In a press briefing on Monday, press secretary Sean Spicer announced that President Trump will indeed approve S442, the NASA Transition Authorization Act of 2017. The bill, which Spicer said Trump is expected to sign Tuesday morning, increases NASA’s budget to $19.5 billion and directs the agency to focus human exploration of deep space and Mars. It also leaves intact NASA’s crucial Earth Science branch — for now.
According to the bill, which you can read in full here, NASA must “study the feasibility” and work toward “a human space flight mission to Mars in 2033.” In all, Mars is mentioned 28 times.
To that end, NASA is expected to test two vehicles, the Space Launch System and Orion, in 2018. Next will come a crewed mission to cis-lunar space (the area encompassed by the Moon’s orbit) in 2021, followed by the highly-anticipated missions to Mars itself.

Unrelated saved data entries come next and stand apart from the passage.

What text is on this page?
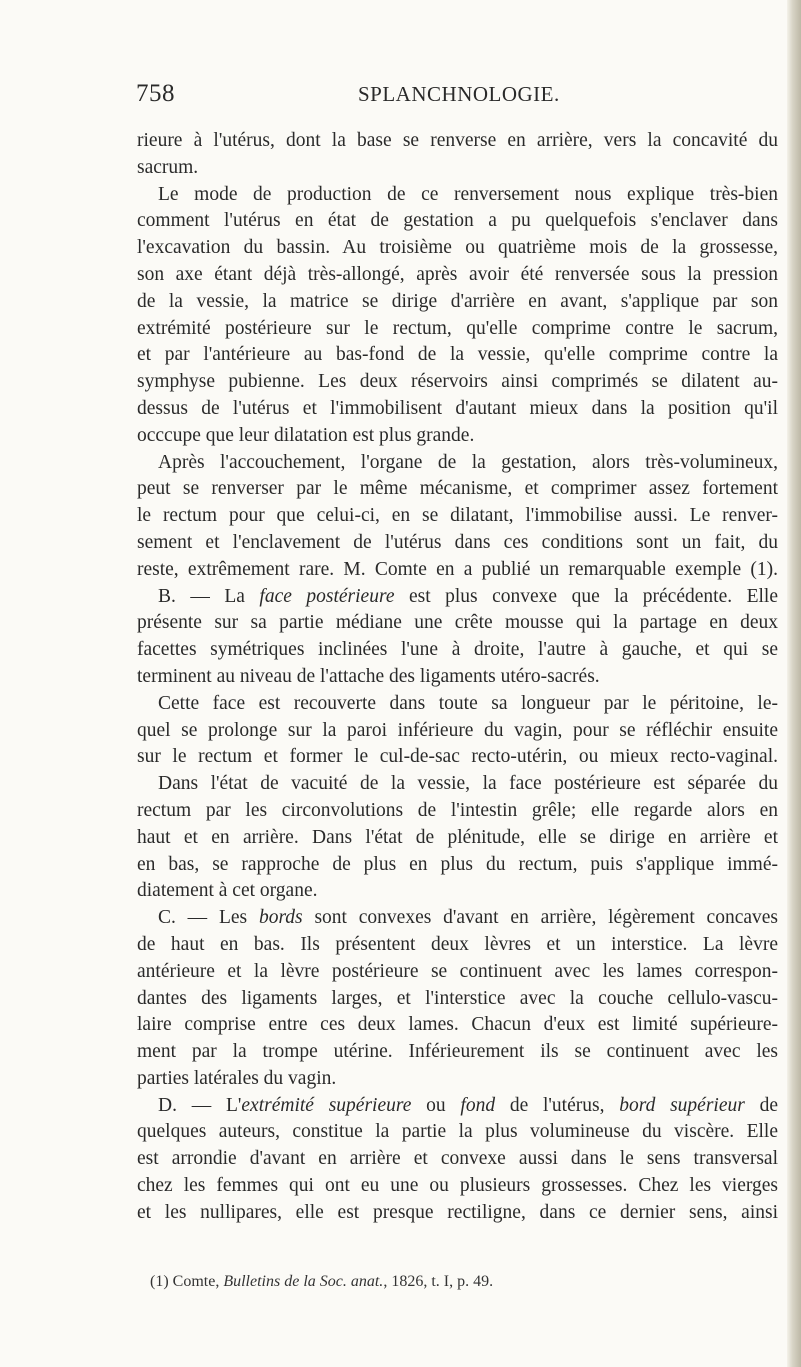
758	SPLANCHNOLOGIE.
rieure à l'utérus, dont la base se renverse en arrière, vers la concavité du
sacrum.
Le mode de production de ce renversement nous explique très-bien
comment l'utérus en état de gestation a pu quelquefois s'enclaver dans
l'excavation du bassin. Au troisième ou quatrième mois de la grossesse,
son axe étant déjà très-allongé, après avoir été renversée sous la pression
de la vessie, la matrice se dirige d'arrière en avant, s'applique par son
extrémité postérieure sur le rectum, qu'elle comprime contre le sacrum,
et par l'antérieure au bas-fond de la vessie, qu'elle comprime contre la
symphyse pubienne. Les deux réservoirs ainsi comprimés se dilatent au-
dessus de l'utérus et l'immobilisent d'autant mieux dans la position qu'il
occcupe que leur dilatation est plus grande.
Après l'accouchement, l'organe de la gestation, alors très-volumineux,
peut se renverser par le même mécanisme, et comprimer assez fortement
le rectum pour que celui-ci, en se dilatant, l'immobilise aussi. Le renver-
sement et l'enclavement de l'utérus dans ces conditions sont un fait, du
reste, extrêmement rare. M. Comte en a publié un remarquable exemple (1).
B. — La face postérieure est plus convexe que la précédente. Elle
présente sur sa partie médiane une crête mousse qui la partage en deux
facettes symétriques inclinées l'une à droite, l'autre à gauche, et qui se
terminent au niveau de l'attache des ligaments utéro-sacrés.
Cette face est recouverte dans toute sa longueur par le péritoine, le-
quel se prolonge sur la paroi inférieure du vagin, pour se réfléchir ensuite
sur le rectum et former le cul-de-sac recto-utérin, ou mieux recto-vaginal.
Dans l'état de vacuité de la vessie, la face postérieure est séparée du
rectum par les circonvolutions de l'intestin grêle; elle regarde alors en
haut et en arrière. Dans l'état de plénitude, elle se dirige en arrière et
en bas, se rapproche de plus en plus du rectum, puis s'applique immé-
diatement à cet organe.
C. — Les bords sont convexes d'avant en arrière, légèrement concaves
de haut en bas. Ils présentent deux lèvres et un interstice. La lèvre
antérieure et la lèvre postérieure se continuent avec les lames correspon-
dantes des ligaments larges, et l'interstice avec la couche cellulo-vascu-
laire comprise entre ces deux lames. Chacun d'eux est limité supérieure-
ment par la trompe utérine. Inférieurement ils se continuent avec les
parties latérales du vagin.
D. — L'extrémité supérieure ou fond de l'utérus, bord supérieur de
quelques auteurs, constitue la partie la plus volumineuse du viscère. Elle
est arrondie d'avant en arrière et convexe aussi dans le sens transversal
chez les femmes qui ont eu une ou plusieurs grossesses. Chez les vierges
et les nullipares, elle est presque rectiligne, dans ce dernier sens, ainsi
(1) Comte, Bulletins de la Soc. anat., 1826, t. I, p. 49.
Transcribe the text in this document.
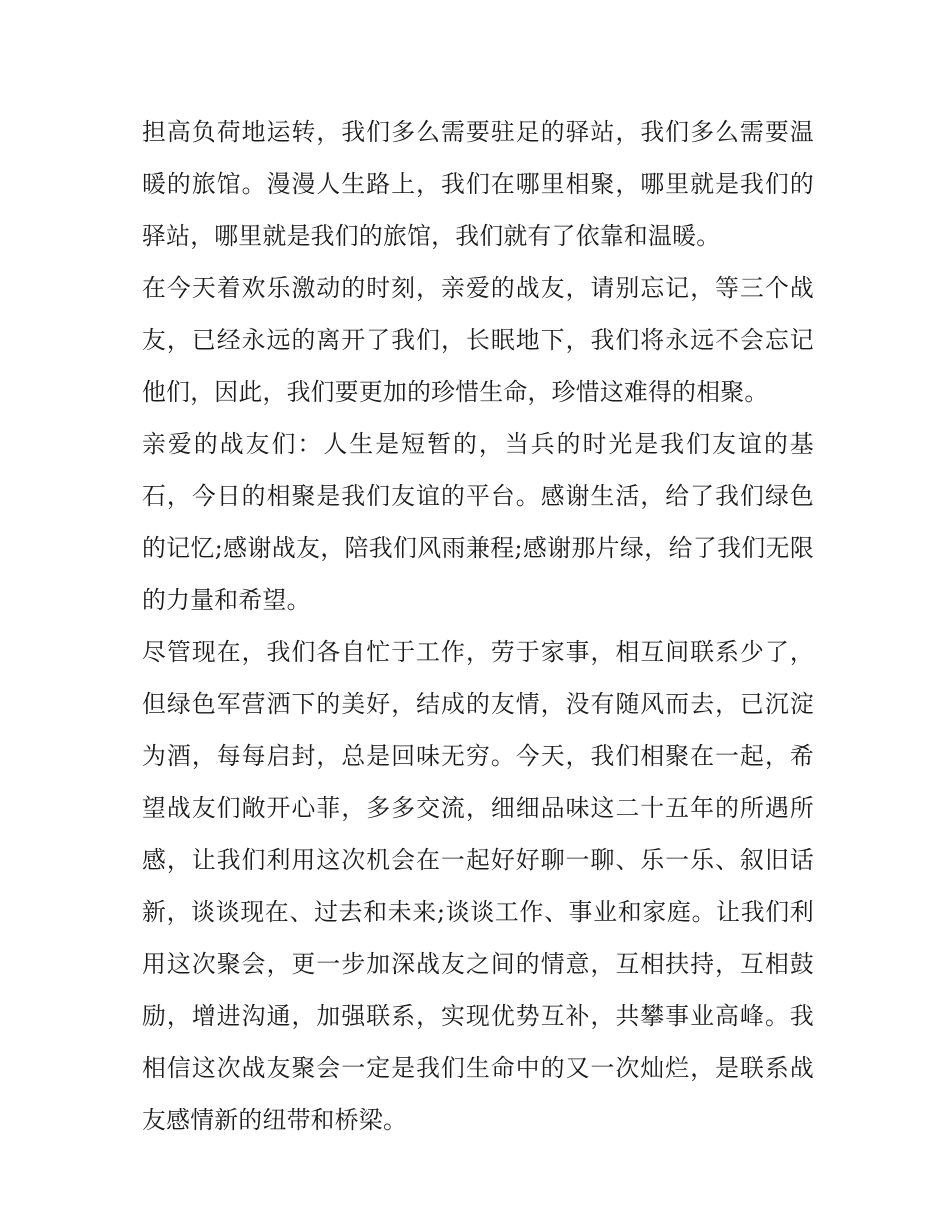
担高负荷地运转，我们多么需要驻足的驿站，我们多么需要温暖的旅馆。漫漫人生路上，我们在哪里相聚，哪里就是我们的驿站，哪里就是我们的旅馆，我们就有了依靠和温暖。

在今天着欢乐激动的时刻，亲爱的战友，请别忘记，等三个战友，已经永远的离开了我们，长眠地下，我们将永远不会忘记他们，因此，我们要更加的珍惜生命，珍惜这难得的相聚。

亲爱的战友们：人生是短暂的，当兵的时光是我们友谊的基石，今日的相聚是我们友谊的平台。感谢生活，给了我们绿色的记忆;感谢战友，陪我们风雨兼程;感谢那片绿，给了我们无限的力量和希望。

尽管现在，我们各自忙于工作，劳于家事，相互间联系少了，但绿色军营洒下的美好，结成的友情，没有随风而去，已沉淀为酒，每每启封，总是回味无穷。今天，我们相聚在一起，希望战友们敞开心菲，多多交流，细细品味这二十五年的所遇所感，让我们利用这次机会在一起好好聊一聊、乐一乐、叙旧话新，谈谈现在、过去和未来;谈谈工作、事业和家庭。让我们利用这次聚会，更一步加深战友之间的情意，互相扶持，互相鼓励，增进沟通，加强联系，实现优势互补，共攀事业高峰。我相信这次战友聚会一定是我们生命中的又一次灿烂，是联系战友感情新的纽带和桥梁。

Sections 412 to 414 really get into it:
(Sec. 412) The key U.S. objectives for human expansion into space shall include achieving human exploration of Mars and beyond through the prioritization of those technologies and capabilities best suited for such a mission in accordance with the stepping stone approach to exploration specified in federal law.
(Sec. 413) NASA shall manage human space flight programs, including the Space Launch System (SLS) and the Orion multipurpose crew vehicle, to enable humans to explore Mars and other space destinations.
(Sec. 414) NASA: (1) may conduct missions to intermediate destinations in order to achieve the objective of human exploration of Mars, and (2) shall incorporate any such missions into the human exploration roadmap.
The bill declares that in order to maximize the cost-effectiveness of the long-term exploration and utilization activities of the United States, NASA shall take all necessary steps, including engaging international, academic, and industry partners, to ensure that activities in NASA’s human exploration program balance how those activities might also help meet the requirements of future exploration and utilization activities leading to human habitation on the surface of Mars.
Within budgetary considerations, once an exploration-related project enters its development phase, NASA shall seek to complete such project without any undue delays.
Furthermore, in order to achieve the goal of successfully conducting a crewed mission to the surface of Mars, the president may invite U.S. partners in the ISS program and other nations, as appropriate, to participate in an international initiative under the leadership of the United States.
But fortunately for those of us who enjoy living on Earth, the bill does not cut NASA’s Earth Science division, even though Trump had before appeared ready to axe its programming. The Earth Science branch collects data we need to fight climate change, like precise information on where our planet’s dioxide emissions come from. NASA shouldn’t take this good news as cause to be complacent, though: since the federal budget is reorganized annually, there’s no guarantee that the Earth Science budget is safe for the remainder of Trump’s presidency. The agency should concentrate on taking advantage of it while they can.
Trump’s decision to sign the bill means it’s all the likelier that NASA’s Asteroid Robotic Redirect Mission (ARM), which was going to place a boulder from a near-Earth asteroid into the Moon’s orbit, will soon be dead in the water. “The technological and scientific goals of the Asteroid Robotic Redirect Mission have not been demonstrated to Congress to be commensurate with the cost,” the bill reads.
ARM would have tested useful technology intended to make travel to Mars cheaper and more sustainable. NASA has been unable to adequately explain that to Congress for some reason, so it’s no surprise that ARM has had trouble gaining traction. According to the bill, NASA must either put forth a more convincing case before next year or incorporate ARMS’s goals into other missions.